A huge walk-in camera, designed by John Bielenberg and built by John Bielenberg and Richard Mann, is one of the many inter-active exhibits planned By Penobscot Marine Museum for this summer’s Exploring the Magic of Photography: Painting with Light. This is the first major exhibition to feature the museum’s extensive historic photography collection of over 140,000 negatives, prints, slides, postcards and daguerreotypes.
The camera obscura is the precursor of our modern camera. Its principles were used by the ancient Greeks to observe solar eclipses. Inside the museum’s camera obscura, light sensitive paper will be available for visitors to take their own “photographs” from the projected image, and paper and pencils will be available for sketching the image, a technique used Leonardo da Vinci in the Renaissance.
PMM’s camera obscura; Horse in Winter, Round Image
Other exhibits in Exploring the Magic of Photography: Painting with Light include Museum Selfies taken by museum visitors; Visit an Antique Darkroom complete with a glass plate negative enlarger; Through Her Lens: Women Photographers of Mid-Coast Maine, 1890-1920; Twenty Best featuring the most fascinating photographs in the collection; Evolution of the Photographic Snapshot: 1888-2015, curated by retired photography professor Michael Simon; The Carters and the Lukes – Selections from the Red Boutilier Collection is an intimate portrait of two families of boat builders, one who built traditional wooden lobster boats for local fishermen and the other an innovator in the custom yacht business. These photographs, taken during the 1960’s and 1970’s, celebrate the uniquely Maine way of life of the Luke family in East Boothbay and the Carter family in Waldoboro. Photographer Red Boutilier captured an era in Maine boat building which set the standards for today’s Maine boat builders’ international reputation for excellence.
Included in the museum’s events will be a screening of the film The Maine Frontier: Through The Lens Of Isaac Walton Simpson. Isaac Walton Simpson was a blacksmith, barber, musician, woodsman, mechanic, and father of thirteen children. This live multimedia presentation uses film, Simpson’s photographs, oral histories and live music to illustrate the pioneering frontier culture of northern Maine at the turn-of-the-century, a pivotal time in Maine’s history.
Anonymous; Boy with Oranges, Buenos Aires, c. 1895-1916
Visitors to Exploring the Magic of Photography: Painting with Light will be able to take cyanotype-making workshops; pin-hole camera-making workshops; to see tin-type demonstrations and to have their own tin-type made. Life-sized photographic backdrops in several exhibits will encourage visitors to take photographs of themselves “inside” historic photographs.
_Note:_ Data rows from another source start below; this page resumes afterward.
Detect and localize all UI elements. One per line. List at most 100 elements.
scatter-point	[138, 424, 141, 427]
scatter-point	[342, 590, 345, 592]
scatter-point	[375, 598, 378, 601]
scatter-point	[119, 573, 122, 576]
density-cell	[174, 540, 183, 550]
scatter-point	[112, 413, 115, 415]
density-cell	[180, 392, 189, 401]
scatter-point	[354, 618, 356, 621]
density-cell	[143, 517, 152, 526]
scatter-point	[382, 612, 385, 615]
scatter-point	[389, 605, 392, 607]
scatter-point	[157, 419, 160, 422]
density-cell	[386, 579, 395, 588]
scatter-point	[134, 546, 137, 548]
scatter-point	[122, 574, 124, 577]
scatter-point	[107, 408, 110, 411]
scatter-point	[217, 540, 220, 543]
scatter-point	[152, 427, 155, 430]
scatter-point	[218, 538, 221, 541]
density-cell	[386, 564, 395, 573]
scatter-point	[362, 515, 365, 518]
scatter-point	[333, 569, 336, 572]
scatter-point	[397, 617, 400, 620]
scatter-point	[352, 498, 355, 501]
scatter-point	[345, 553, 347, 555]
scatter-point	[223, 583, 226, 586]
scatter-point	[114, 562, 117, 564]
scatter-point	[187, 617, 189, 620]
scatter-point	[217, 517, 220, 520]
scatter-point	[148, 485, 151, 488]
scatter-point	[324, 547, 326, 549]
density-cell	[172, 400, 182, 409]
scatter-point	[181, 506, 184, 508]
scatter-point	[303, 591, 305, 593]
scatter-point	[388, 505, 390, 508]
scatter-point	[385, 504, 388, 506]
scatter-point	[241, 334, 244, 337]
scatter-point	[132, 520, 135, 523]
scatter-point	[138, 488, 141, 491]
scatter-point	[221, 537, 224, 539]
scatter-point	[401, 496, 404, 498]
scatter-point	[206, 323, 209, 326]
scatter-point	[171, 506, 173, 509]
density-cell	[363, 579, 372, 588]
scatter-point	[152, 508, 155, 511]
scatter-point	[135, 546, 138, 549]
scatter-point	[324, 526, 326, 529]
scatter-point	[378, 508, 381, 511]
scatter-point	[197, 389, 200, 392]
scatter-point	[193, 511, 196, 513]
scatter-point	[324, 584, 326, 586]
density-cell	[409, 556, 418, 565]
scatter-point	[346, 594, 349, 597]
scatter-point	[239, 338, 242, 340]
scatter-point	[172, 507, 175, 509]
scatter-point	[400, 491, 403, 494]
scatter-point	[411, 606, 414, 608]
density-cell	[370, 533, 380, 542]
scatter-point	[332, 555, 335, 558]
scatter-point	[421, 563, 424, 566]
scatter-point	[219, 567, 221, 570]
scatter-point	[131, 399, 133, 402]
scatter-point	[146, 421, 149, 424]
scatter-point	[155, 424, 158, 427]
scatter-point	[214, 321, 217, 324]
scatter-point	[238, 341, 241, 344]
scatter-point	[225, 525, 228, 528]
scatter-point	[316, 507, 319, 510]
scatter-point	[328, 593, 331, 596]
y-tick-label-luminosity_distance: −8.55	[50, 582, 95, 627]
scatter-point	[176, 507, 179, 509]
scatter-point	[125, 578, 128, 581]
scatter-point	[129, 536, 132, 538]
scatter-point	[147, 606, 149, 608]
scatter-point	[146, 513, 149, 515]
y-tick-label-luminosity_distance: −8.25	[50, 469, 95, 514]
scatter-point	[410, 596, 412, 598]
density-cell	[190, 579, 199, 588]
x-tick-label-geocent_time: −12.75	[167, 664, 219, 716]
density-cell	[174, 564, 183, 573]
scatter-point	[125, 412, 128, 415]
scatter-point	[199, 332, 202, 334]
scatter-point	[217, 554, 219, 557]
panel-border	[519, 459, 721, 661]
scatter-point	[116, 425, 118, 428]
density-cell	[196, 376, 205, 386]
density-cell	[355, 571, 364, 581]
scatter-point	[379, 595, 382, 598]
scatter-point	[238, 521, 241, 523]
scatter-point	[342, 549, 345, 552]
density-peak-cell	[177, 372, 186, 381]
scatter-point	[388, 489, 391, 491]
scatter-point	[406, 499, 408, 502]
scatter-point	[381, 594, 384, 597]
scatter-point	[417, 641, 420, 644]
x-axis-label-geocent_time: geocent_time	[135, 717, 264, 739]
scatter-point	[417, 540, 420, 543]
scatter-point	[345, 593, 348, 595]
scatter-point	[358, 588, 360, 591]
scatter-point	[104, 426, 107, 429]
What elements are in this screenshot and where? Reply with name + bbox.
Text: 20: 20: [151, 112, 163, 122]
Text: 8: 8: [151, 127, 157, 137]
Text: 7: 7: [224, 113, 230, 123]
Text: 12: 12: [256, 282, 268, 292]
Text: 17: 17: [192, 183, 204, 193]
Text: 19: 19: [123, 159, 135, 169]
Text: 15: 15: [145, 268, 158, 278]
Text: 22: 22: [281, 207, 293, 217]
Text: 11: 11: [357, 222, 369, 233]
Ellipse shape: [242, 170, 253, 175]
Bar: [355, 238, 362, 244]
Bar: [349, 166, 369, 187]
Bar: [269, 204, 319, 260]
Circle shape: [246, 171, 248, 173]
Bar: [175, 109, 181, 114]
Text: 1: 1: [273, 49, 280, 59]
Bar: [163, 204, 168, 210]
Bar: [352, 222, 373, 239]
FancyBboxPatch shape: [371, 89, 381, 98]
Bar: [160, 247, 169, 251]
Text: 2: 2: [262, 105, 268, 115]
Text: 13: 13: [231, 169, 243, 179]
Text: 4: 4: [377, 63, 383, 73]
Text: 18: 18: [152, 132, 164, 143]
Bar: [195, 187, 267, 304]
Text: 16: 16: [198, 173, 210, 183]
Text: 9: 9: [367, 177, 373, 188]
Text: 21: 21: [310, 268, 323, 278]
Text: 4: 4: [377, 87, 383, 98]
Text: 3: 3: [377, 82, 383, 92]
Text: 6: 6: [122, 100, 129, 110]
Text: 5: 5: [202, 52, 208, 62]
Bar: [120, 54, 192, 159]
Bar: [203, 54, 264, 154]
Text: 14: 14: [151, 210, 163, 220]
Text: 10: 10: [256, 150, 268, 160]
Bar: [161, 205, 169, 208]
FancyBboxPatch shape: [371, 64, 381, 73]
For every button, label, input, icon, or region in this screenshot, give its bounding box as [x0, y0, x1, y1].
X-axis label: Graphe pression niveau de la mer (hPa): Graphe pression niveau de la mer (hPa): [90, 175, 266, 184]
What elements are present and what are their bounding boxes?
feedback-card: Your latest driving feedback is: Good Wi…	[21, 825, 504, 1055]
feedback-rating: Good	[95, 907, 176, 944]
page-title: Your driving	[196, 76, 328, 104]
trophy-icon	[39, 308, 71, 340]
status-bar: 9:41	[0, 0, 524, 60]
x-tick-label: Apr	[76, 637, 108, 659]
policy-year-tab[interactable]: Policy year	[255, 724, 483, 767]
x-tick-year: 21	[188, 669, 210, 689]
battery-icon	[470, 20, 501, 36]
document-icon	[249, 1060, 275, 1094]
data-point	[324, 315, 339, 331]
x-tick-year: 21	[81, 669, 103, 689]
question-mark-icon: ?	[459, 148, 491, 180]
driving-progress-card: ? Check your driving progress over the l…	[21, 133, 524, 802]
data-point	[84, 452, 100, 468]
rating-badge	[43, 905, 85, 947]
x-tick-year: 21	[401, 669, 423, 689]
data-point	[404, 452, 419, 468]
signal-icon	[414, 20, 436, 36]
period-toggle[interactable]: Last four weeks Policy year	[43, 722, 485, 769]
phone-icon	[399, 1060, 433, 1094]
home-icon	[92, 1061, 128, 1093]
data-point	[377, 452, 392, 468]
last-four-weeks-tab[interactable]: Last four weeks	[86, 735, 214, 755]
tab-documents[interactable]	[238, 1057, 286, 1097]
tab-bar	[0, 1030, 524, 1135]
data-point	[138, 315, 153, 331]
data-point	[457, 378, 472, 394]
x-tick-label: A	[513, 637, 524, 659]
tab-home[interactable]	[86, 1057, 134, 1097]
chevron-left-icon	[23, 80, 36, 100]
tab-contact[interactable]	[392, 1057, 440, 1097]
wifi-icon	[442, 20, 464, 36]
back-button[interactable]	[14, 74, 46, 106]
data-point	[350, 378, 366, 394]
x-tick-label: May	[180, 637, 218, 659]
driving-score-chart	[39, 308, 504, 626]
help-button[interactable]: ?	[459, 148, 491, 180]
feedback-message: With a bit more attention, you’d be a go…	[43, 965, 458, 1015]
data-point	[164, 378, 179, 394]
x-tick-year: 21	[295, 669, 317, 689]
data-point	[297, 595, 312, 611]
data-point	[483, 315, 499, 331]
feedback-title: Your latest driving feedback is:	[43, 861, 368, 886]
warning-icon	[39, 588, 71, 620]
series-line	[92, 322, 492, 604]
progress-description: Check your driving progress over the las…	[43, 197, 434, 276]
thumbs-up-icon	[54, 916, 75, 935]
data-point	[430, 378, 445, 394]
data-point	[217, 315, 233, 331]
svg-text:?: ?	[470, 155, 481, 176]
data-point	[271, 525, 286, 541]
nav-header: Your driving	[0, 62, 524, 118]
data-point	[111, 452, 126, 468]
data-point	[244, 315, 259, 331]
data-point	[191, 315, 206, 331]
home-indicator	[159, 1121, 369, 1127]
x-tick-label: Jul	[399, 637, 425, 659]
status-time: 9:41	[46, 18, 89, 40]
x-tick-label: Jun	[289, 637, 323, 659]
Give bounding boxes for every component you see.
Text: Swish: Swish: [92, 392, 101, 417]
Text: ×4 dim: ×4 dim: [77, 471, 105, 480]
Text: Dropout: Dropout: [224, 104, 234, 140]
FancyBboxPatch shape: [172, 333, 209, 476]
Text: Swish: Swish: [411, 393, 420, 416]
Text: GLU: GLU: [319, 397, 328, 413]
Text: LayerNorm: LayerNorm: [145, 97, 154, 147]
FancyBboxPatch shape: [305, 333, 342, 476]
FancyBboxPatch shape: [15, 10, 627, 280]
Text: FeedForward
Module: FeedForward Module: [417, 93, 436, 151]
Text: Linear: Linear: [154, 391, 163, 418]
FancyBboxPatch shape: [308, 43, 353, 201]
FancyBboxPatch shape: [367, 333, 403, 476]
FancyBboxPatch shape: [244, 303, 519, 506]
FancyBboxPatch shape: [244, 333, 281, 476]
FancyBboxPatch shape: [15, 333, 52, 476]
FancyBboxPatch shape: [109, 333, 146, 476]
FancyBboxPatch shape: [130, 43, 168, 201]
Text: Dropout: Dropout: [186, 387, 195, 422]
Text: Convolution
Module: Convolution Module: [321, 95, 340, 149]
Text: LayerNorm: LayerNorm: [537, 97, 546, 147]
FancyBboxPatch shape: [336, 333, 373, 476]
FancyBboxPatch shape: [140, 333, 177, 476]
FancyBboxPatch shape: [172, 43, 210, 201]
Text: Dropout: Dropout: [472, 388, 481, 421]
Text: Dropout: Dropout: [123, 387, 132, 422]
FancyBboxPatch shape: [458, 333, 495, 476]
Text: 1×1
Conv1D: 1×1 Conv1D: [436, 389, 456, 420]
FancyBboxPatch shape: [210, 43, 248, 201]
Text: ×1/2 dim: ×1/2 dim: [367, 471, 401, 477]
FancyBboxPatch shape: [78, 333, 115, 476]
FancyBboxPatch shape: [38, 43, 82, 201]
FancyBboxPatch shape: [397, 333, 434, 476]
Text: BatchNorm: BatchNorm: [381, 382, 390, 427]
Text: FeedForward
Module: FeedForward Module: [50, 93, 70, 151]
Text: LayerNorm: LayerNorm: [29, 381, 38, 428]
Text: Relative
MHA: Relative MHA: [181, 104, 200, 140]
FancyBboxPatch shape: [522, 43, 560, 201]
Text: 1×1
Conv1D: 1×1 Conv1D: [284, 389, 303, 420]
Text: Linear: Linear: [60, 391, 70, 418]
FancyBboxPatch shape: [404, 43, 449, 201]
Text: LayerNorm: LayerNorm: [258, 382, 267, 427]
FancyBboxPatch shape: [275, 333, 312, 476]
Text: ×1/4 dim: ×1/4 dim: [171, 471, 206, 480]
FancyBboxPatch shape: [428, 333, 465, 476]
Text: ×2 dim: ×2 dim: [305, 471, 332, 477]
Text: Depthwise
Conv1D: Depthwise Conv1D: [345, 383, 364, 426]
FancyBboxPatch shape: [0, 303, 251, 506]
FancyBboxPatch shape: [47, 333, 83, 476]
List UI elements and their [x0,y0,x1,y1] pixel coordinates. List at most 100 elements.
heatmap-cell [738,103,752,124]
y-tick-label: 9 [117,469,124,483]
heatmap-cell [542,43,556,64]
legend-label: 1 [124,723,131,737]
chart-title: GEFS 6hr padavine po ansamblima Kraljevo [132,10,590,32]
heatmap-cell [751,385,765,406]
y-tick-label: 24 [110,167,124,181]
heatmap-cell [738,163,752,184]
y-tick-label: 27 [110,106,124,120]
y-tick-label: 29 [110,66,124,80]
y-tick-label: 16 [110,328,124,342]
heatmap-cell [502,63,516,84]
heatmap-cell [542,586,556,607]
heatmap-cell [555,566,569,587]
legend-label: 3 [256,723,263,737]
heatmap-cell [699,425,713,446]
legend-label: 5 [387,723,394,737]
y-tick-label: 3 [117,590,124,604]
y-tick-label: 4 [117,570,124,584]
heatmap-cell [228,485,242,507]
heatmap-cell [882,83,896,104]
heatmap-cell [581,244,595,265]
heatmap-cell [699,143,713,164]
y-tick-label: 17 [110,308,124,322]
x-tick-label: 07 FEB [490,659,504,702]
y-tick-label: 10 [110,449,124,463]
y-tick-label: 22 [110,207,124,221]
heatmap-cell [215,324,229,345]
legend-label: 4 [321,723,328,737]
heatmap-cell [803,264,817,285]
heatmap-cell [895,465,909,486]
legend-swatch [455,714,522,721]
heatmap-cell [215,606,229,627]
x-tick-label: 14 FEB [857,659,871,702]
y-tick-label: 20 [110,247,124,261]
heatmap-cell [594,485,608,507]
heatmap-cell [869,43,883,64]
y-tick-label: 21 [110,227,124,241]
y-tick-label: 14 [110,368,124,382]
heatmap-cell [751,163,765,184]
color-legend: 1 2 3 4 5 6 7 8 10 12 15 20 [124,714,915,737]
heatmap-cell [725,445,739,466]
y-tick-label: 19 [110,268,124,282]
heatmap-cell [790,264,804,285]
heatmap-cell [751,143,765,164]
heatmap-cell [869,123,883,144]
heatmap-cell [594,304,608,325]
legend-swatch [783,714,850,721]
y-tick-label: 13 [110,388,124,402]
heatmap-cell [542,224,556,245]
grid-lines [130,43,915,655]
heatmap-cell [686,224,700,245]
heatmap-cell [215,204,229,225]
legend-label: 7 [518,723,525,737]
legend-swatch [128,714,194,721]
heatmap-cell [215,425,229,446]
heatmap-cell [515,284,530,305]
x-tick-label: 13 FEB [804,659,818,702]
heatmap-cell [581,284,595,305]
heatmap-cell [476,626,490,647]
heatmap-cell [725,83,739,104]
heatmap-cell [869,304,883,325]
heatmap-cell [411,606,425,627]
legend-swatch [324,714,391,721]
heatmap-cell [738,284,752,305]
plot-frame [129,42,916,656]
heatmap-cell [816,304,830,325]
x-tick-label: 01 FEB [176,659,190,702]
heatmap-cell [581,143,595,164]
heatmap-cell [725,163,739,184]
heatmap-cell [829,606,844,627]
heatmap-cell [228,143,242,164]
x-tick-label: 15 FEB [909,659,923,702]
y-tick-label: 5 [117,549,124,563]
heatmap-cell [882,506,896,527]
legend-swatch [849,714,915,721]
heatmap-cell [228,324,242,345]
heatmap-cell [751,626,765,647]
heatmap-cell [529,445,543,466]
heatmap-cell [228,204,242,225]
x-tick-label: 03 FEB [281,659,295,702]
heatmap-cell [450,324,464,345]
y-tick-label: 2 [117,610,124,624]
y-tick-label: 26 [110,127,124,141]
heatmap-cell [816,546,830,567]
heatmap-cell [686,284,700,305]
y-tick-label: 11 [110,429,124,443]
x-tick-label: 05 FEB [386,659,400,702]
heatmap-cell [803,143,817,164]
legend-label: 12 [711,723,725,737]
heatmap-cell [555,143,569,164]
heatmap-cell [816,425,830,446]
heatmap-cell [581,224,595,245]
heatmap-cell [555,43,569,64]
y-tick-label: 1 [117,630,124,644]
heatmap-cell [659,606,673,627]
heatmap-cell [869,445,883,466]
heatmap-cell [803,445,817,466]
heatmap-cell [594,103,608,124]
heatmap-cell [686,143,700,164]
Exploring the Magic of Photography: Painting with Light is part of the Maine Photo Project (www.mainephotoproject.org), a year-long statewide celebration of photography in Maine. This collaboration of twenty-six cultural organizations will offer exhibitions, a major publication, and a variety of programs exploring the state’s role as inspiration for photographers.
The Maine Frontier: Through The Lens Of Isaac Walton Simpson is made possible by a grant from the Maine Humanities Council and the Maine Arts Commission. Through Her Lens: Women Photographers of Mid-Coast Maine, 1890-1920 is made possible by a grant from the Maine Humanities Council.
Exploring the Magic of Photography: Painting with Light opens at Penobscot Marine Museum on May 23, 2015 and continues through October 18, 2015. The Maine Frontier: Through The Lens Of Isaac Walton Simpson will be shown on Thursday, August 13, 7 p.m.